If you need to change or reset your password, you can find more information on our Password Help documentation.
Why Does Password Hygiene Matter?
Password hygiene reduces the risk of someone stealing your password. If your password is stolen—either through guessing, phishing, or simple oversharing—whoever knows your password can use your Middlebury account for malicious purposes. This means they can:
- Send phishing emails in your name. This can result in blacklisting where other educational institutions or companies block all email from your address or even all Middlebury addresses.
- Access your personal information and any information you have access to. This can be especially serious if you handle financial, health, or any other kind of student or personnel records.
- Steal contact information for other members of Middlebury to add them to spam sending lists.
- Break into Middlebury computers and infect them with malware that steals more passwords or personal information.
All of these malicious actions use your compromised account, which puts your reputation at risk along with your data and personal information.

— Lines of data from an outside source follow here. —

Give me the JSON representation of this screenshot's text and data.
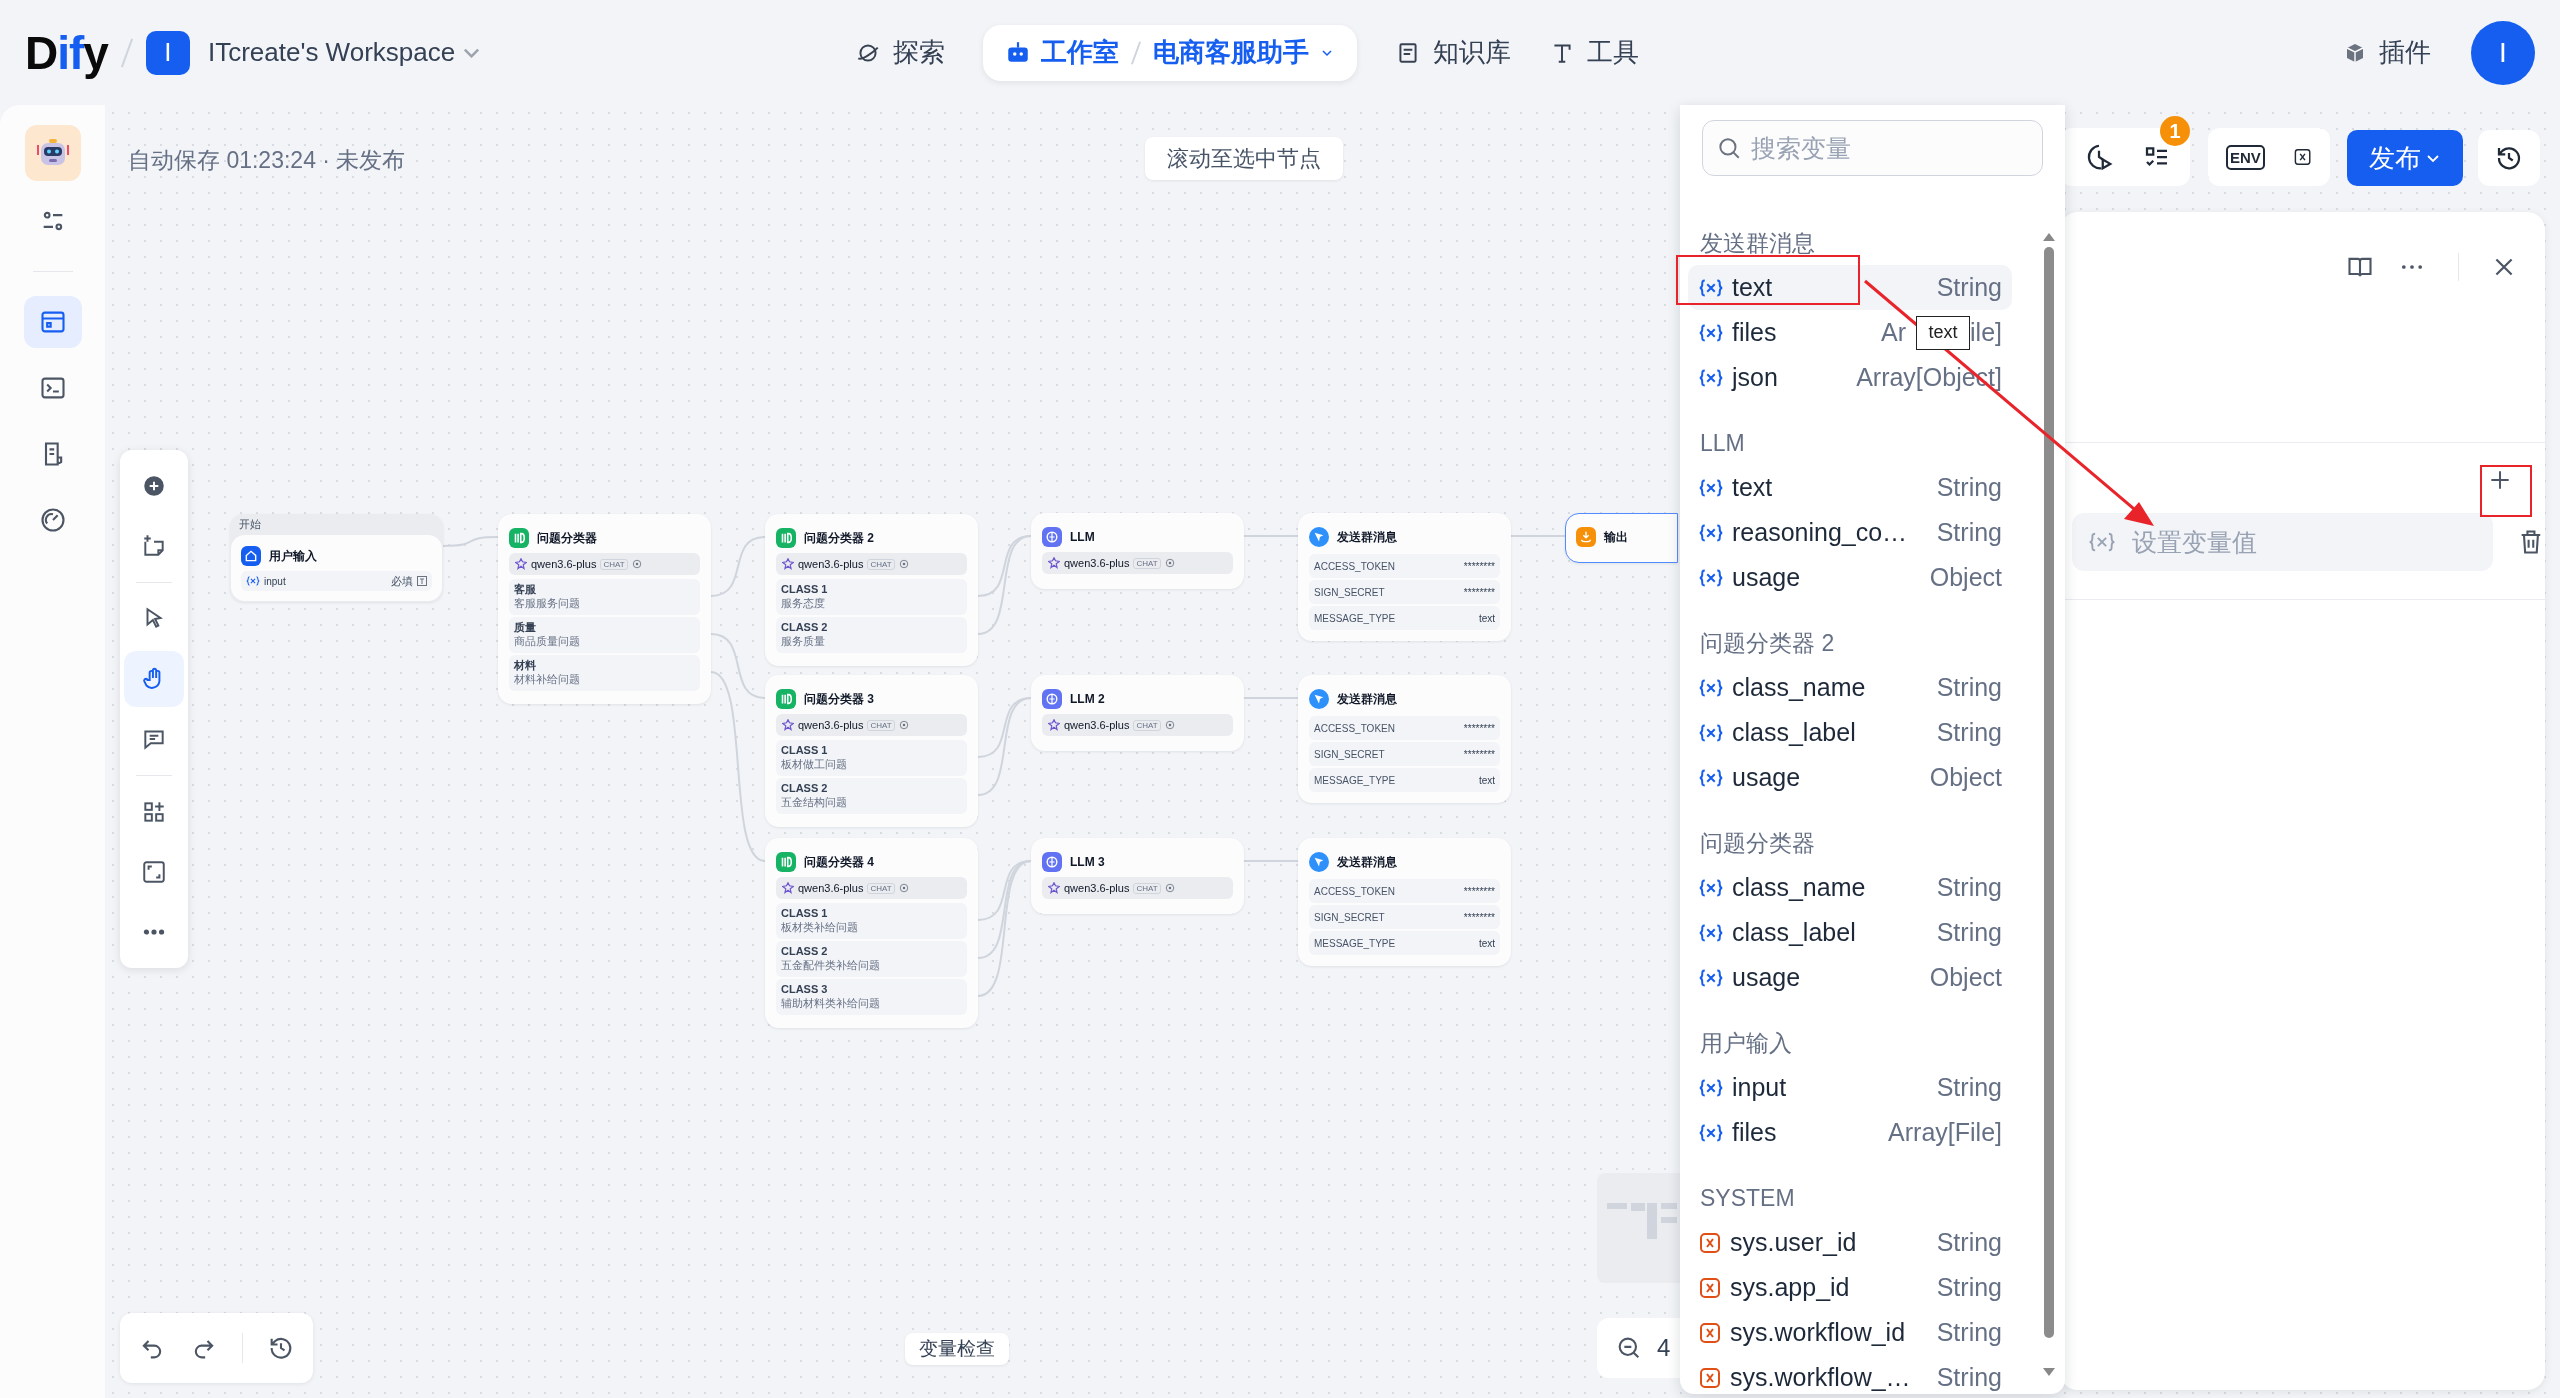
{
  "header": {
    "logo": "Dify",
    "workspace": {
      "initial": "I",
      "name": "ITcreate's Workspace"
    },
    "nav": [
      {
        "kind": "explore",
        "label": "探索",
        "selected": false
      },
      {
        "kind": "studio",
        "label": "工作室",
        "app": "电商客服助手",
        "selected": true
      },
      {
        "kind": "knowledge",
        "label": "知识库",
        "selected": false
      },
      {
        "kind": "tools",
        "label": "工具",
        "selected": false
      }
    ],
    "plugins": "插件",
    "avatar": "I"
  },
  "sidebar": [
    {
      "kind": "settings",
      "selected": false
    },
    {
      "kind": "orchestrate",
      "selected": true
    },
    {
      "kind": "api",
      "selected": false
    },
    {
      "kind": "logs",
      "selected": false
    },
    {
      "kind": "monitor",
      "selected": false
    }
  ],
  "autosave": "自动保存 01:23:24 · 未发布",
  "scroll_button": "滚动至选中节点",
  "palette": [
    {
      "kind": "add",
      "selected": false
    },
    {
      "kind": "note",
      "selected": false
    },
    {
      "kind": "pointer",
      "selected": false
    },
    {
      "kind": "hand",
      "selected": true
    },
    {
      "kind": "comment",
      "selected": false
    },
    {
      "kind": "layout",
      "selected": false
    },
    {
      "kind": "fit",
      "selected": false
    },
    {
      "kind": "more",
      "selected": false
    }
  ],
  "nodes": [
    {
      "kind": "start",
      "group": "开始",
      "title": "用户输入",
      "selected": false,
      "inputs": [
        {
          "name": "input",
          "required": "必填"
        }
      ]
    },
    {
      "kind": "classifier",
      "title": "问题分类器",
      "selected": false,
      "model": "qwen3.6-plus",
      "mode": "CHAT",
      "classes": [
        {
          "name": "客服",
          "desc": "客服服务问题"
        },
        {
          "name": "质量",
          "desc": "商品质量问题"
        },
        {
          "name": "材料",
          "desc": "材料补给问题"
        }
      ]
    },
    {
      "kind": "classifier",
      "title": "问题分类器 2",
      "selected": false,
      "model": "qwen3.6-plus",
      "mode": "CHAT",
      "classes": [
        {
          "name": "CLASS 1",
          "desc": "服务态度"
        },
        {
          "name": "CLASS 2",
          "desc": "服务质量"
        }
      ]
    },
    {
      "kind": "classifier",
      "title": "问题分类器 3",
      "selected": false,
      "model": "qwen3.6-plus",
      "mode": "CHAT",
      "classes": [
        {
          "name": "CLASS 1",
          "desc": "板材做工问题"
        },
        {
          "name": "CLASS 2",
          "desc": "五金结构问题"
        }
      ]
    },
    {
      "kind": "classifier",
      "title": "问题分类器 4",
      "selected": false,
      "model": "qwen3.6-plus",
      "mode": "CHAT",
      "classes": [
        {
          "name": "CLASS 1",
          "desc": "板材类补给问题"
        },
        {
          "name": "CLASS 2",
          "desc": "五金配件类补给问题"
        },
        {
          "name": "CLASS 3",
          "desc": "辅助材料类补给问题"
        }
      ]
    },
    {
      "kind": "llm",
      "title": "LLM",
      "selected": false,
      "model": "qwen3.6-plus",
      "mode": "CHAT"
    },
    {
      "kind": "llm",
      "title": "LLM 2",
      "selected": false,
      "model": "qwen3.6-plus",
      "mode": "CHAT"
    },
    {
      "kind": "llm",
      "title": "LLM 3",
      "selected": false,
      "model": "qwen3.6-plus",
      "mode": "CHAT"
    },
    {
      "kind": "send",
      "title": "发送群消息",
      "selected": false,
      "params": [
        {
          "name": "ACCESS_TOKEN",
          "value": "********"
        },
        {
          "name": "SIGN_SECRET",
          "value": "********"
        },
        {
          "name": "MESSAGE_TYPE",
          "value": "text"
        }
      ]
    },
    {
      "kind": "send",
      "title": "发送群消息",
      "selected": false,
      "params": [
        {
          "name": "ACCESS_TOKEN",
          "value": "********"
        },
        {
          "name": "SIGN_SECRET",
          "value": "********"
        },
        {
          "name": "MESSAGE_TYPE",
          "value": "text"
        }
      ]
    },
    {
      "kind": "send",
      "title": "发送群消息",
      "selected": false,
      "params": [
        {
          "name": "ACCESS_TOKEN",
          "value": "********"
        },
        {
          "name": "SIGN_SECRET",
          "value": "********"
        },
        {
          "name": "MESSAGE_TYPE",
          "value": "text"
        }
      ]
    },
    {
      "kind": "output",
      "title": "输出",
      "selected": true
    }
  ],
  "toolbar": {
    "checklist_badge": "1",
    "env": "ENV",
    "publish": "发布"
  },
  "variable_picker": {
    "placeholder": "搜索变量",
    "groups": [
      {
        "title": "发送群消息",
        "items": [
          {
            "kind": "var",
            "name": "text",
            "type": "String",
            "selected": true
          },
          {
            "kind": "var",
            "name": "files",
            "type": "Ar",
            "type_tail": "ile]",
            "selected": false
          },
          {
            "kind": "var",
            "name": "json",
            "type": "Array[Object]",
            "selected": false
          }
        ]
      },
      {
        "title": "LLM",
        "items": [
          {
            "kind": "var",
            "name": "text",
            "type": "String",
            "selected": false
          },
          {
            "kind": "var",
            "name": "reasoning_co…",
            "type": "String",
            "selected": false
          },
          {
            "kind": "var",
            "name": "usage",
            "type": "Object",
            "selected": false
          }
        ]
      },
      {
        "title": "问题分类器 2",
        "items": [
          {
            "kind": "var",
            "name": "class_name",
            "type": "String",
            "selected": false
          },
          {
            "kind": "var",
            "name": "class_label",
            "type": "String",
            "selected": false
          },
          {
            "kind": "var",
            "name": "usage",
            "type": "Object",
            "selected": false
          }
        ]
      },
      {
        "title": "问题分类器",
        "items": [
          {
            "kind": "var",
            "name": "class_name",
            "type": "String",
            "selected": false
          },
          {
            "kind": "var",
            "name": "class_label",
            "type": "String",
            "selected": false
          },
          {
            "kind": "var",
            "name": "usage",
            "type": "Object",
            "selected": false
          }
        ]
      },
      {
        "title": "用户输入",
        "items": [
          {
            "kind": "var",
            "name": "input",
            "type": "String",
            "selected": false
          },
          {
            "kind": "var",
            "name": "files",
            "type": "Array[File]",
            "selected": false
          }
        ]
      },
      {
        "title": "SYSTEM",
        "items": [
          {
            "kind": "sys",
            "name": "sys.user_id",
            "type": "String",
            "selected": false
          },
          {
            "kind": "sys",
            "name": "sys.app_id",
            "type": "String",
            "selected": false
          },
          {
            "kind": "sys",
            "name": "sys.workflow_id",
            "type": "String",
            "selected": false
          },
          {
            "kind": "sys",
            "name": "sys.workflow_…",
            "type": "String",
            "selected": false
          }
        ]
      }
    ]
  },
  "tooltip": "text",
  "panel": {
    "value_placeholder": "设置变量值"
  },
  "variable_inspect": "变量检查",
  "zoom_level": "4"
}
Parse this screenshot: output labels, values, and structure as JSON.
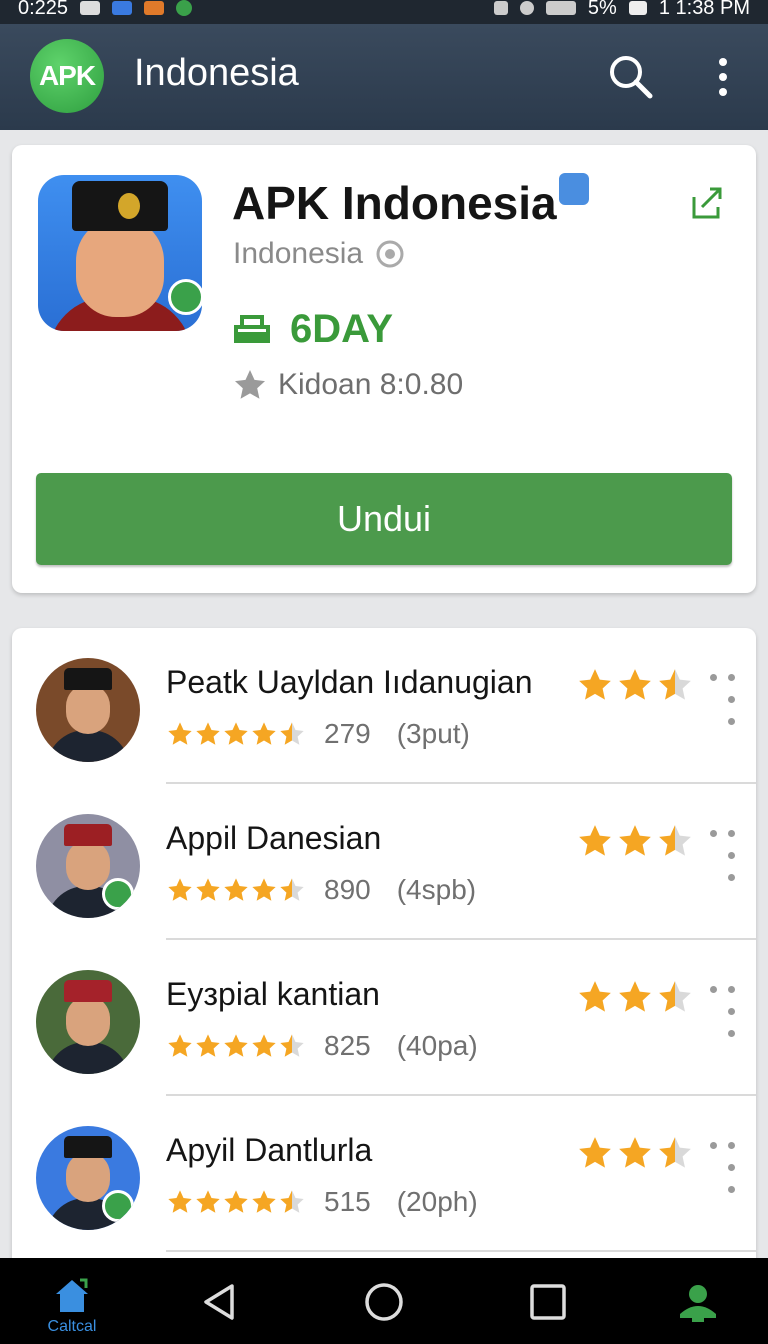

These three principles can help improve your password hygiene and reduce the risk of someone stealing your password.
Use Strong Passwords
Middlebury requires strong passwords. (You can read more about the exact requirements in our password policy.) This increases your safety in several ways:
- If you happen to use your password on a computer infected with malware that spies on what you’re typing, it’s significantly more difficult for the malware to record a complex password.
- Complex passwords are more difficult for brute-force password cracking programs to guess. The more complex the password, the longer it takes to guess, which gives other network security measures like account lockout time to kick in.
Don’t Reuse Passwords
Don’t reuse passwords between accounts, especially if you signed up for a service with your Middlebury email account. If your password is compromised, whoever gains access to it will also try to use for your other accounts. Reusing passwords means that if one account is compromised, all of your accounts are compromised. For example: if you use the same password for online shopping, banking, and your Middlebury account, a data breach at that online retailer would result in all of those accounts being compromised.
Don’t Share Passwords
It may seem harmless to give your coworker your password so they can do something on your computer or use your account for something, but this is an unnecessary risk. While your coworker is probably well-intentioned, they could misplace your password or share it with someone else. If your coworker needs access to a particular system they don’t already have permission for (such as Banner), they must request their own access.
Knowing you should never share your password also puts you on your guard when someone pretending to be a coworker or ITS staff asks for your password.